Le vendredi 9 décembre 2011
Touche pas à mon « char »
David Descoteaux
Je me souviens de ma vieille Hyundai Excel rouge et noir, tatouée de collants de Bad Religion et autres groupes punk rock. Et des moments de honte qu’elle me procurait. Comme cette fois à la commande à l’auto du McDo. Pendant que j’attends mon repas, l’échappement de mon auto crache une fumée épaisse et malodorante. Coup d’œil dans mon rétroviseur : un mur de boucane bleu cache les voitures derrière moi. Couper le moteur? Impossible. L’Excel risque de ne jamais redémarrer. Parfois c’est long, recevoir sa commande à l’auto…
En jargon économique, j’imposais une « externalité négative » aux passagers des voitures derrière — qui ne manquait pas de me le faire remarquer! C’est pour corriger ce genre de situations qu’on justifie une intervention du gouvernement. Tout le monde profite d’un air plus pur. Mais individuellement, on préfère parfois accrocher notre silencieux avec de la broche que de le remplacer.
Arrive ce projet de loi sur l’inspection des minounes, déposé mercredi par le ministre de l’Environnement Pierre Arcand. L’État veut imposer, à terme, une inspection environnementale de tous les véhicules de plus de huit ans. Et ce, à tous les 24 mois. En plus d’une inspection mécanique. Le but est noble : réduire la pollution. Et s’assurer que les véhicules qui circulent sur nos routes soient sécuritaires.
Des interrogations
Mais plusieurs questions demeurent sans réponse. D’abord, combien ça va coûter? Le ministre parle de 60 $. Coup de fil à mon garagiste. Pour l’inspection environnementale, un minimum de 100 $, probablement plus (tout dépend de ce que le gouvernement exigera comme vérification — utilisation d’un scanneur ou non, etc.). L’inspection mécanique : minimum 75 $. Le danger, me dit mon mécano, est que certains garagistes pourraient profiter de la nouvelle loi pour exagérer et surfacturer.

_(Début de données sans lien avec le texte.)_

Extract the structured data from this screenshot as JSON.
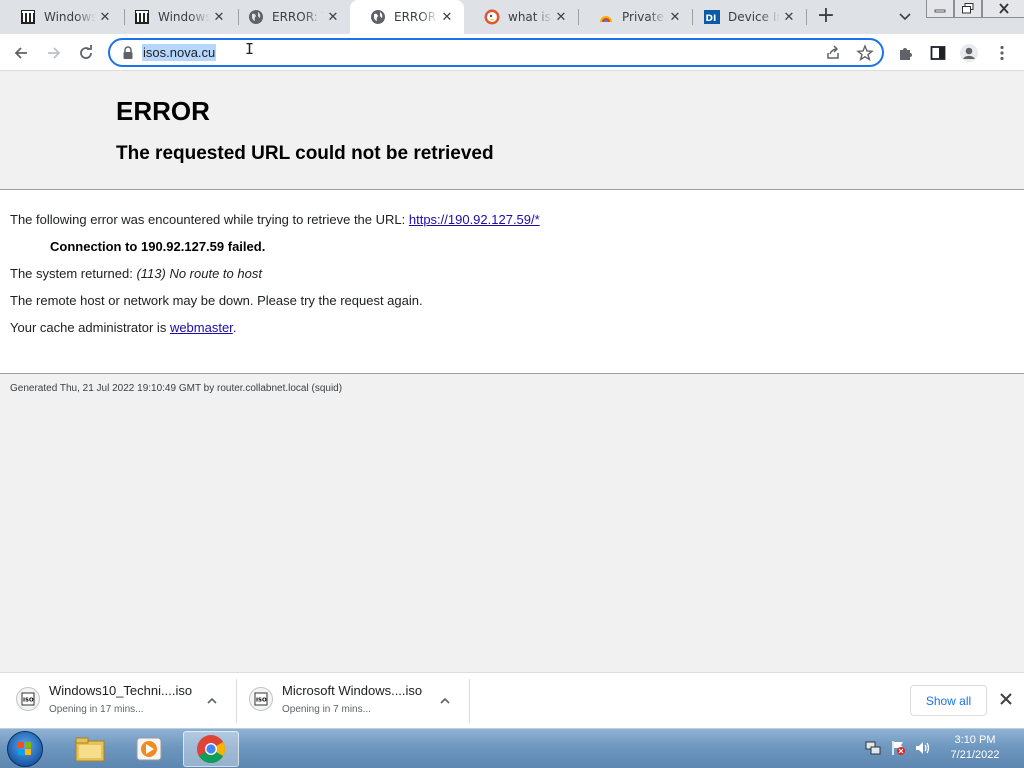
{
  "tabs": [
    {
      "title": "Windows",
      "favicon": "archive-icon"
    },
    {
      "title": "Windows",
      "favicon": "archive-icon"
    },
    {
      "title": "ERROR: T",
      "favicon": "globe-icon"
    },
    {
      "title": "ERROR: T",
      "favicon": "globe-icon"
    },
    {
      "title": "what is n",
      "favicon": "duckduckgo-icon"
    },
    {
      "title": "Private.sh",
      "favicon": "private-sh-icon"
    },
    {
      "title": "Device In",
      "favicon": "device-info-icon"
    }
  ],
  "address_bar": {
    "url": "isos.nova.cu"
  },
  "error_page": {
    "title": "ERROR",
    "subtitle": "The requested URL could not be retrieved",
    "intro_text": "The following error was encountered while trying to retrieve the URL: ",
    "intro_link": "https://190.92.127.59/*",
    "connection_failed": "Connection to 190.92.127.59 failed.",
    "system_returned_label": "The system returned: ",
    "system_returned_value": "(113) No route to host",
    "remote_down": "The remote host or network may be down. Please try the request again.",
    "cache_admin_text": "Your cache administrator is ",
    "cache_admin_link": "webmaster",
    "cache_admin_suffix": ".",
    "generated": "Generated Thu, 21 Jul 2022 19:10:49 GMT by router.collabnet.local (squid)"
  },
  "downloads": [
    {
      "filename": "Windows10_Techni....iso",
      "status": "Opening in 17 mins...",
      "icon": "iso-file-icon"
    },
    {
      "filename": "Microsoft Windows....iso",
      "status": "Opening in 7 mins...",
      "icon": "iso-file-icon"
    }
  ],
  "download_shelf": {
    "show_all_label": "Show all"
  },
  "taskbar": {
    "apps": [
      "file-explorer-icon",
      "media-player-icon",
      "chrome-icon"
    ],
    "time": "3:10 PM",
    "date": "7/21/2022"
  },
  "colors": {
    "accent": "#1a73e8",
    "link": "#1a0dab",
    "url_selection": "#b6d7fb"
  }
}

Tout ça bien sûr, c’est si vous n’avez rien à réparer ou installer sur votre minoune après l’inspection. Le cas échéant, attachez votre tuque. Rappelons que ces inspections devront se faire tous les deux ans. Certains y verront là une nouvelle « taxe » qui frappera les étudiants et les moins nantis.
Et qui fera ces inspections? N’importe quel garage (dont plusieurs devront s’équiper en conséquence)? Des garages accrédités par l’État? (Comme pour les garderies à 7 $, ouf…) Va-t-on créer un nouveau programme? Embaucher de nouveaux fonctionnaires, avec emplois à vie et régimes de retraite blindés (et impayables)? Combien de millions $ cela va-t-il coûter aux contribuables?
Qui doit payer?
Les intentions sont nobles ici (surtout pour l’inspection mécanique obligatoire, qui se justifie beaucoup plus). Mais si le gouvernement veut faire passer la pilule, il devrait trouver les fonds pour financer lui-même ces inspections. À partir de ses revenus actuels. On saigne assez les automobilistes comme ça. N’y a-t-il pas moyen de prendre des revenus provenant des taxes sur l’essence pour financer ces inspections? Aucune économie à faire dans la gestion dela STM ou de l’AMT, afin de libérer des fonds pour ce programme? Posez la question, c’est y répondre…
À quand une gestion de l’État où, pour créer un nouveau programme, il faudrait d’abord en éliminer un autre? Parce qu’évidemment, les millions que coûtera ce programme seront pelletés sur la dette, encore.
Mais qui sommes-nous pour nous plaindre? Selon le gouvernement, qui cite un sondage effectué en 2011, le trois quarts d’entre nous sont d’accord avec ce programme. Vous vous souvenez d’avoir répondu à ce sondage? Moi non plus.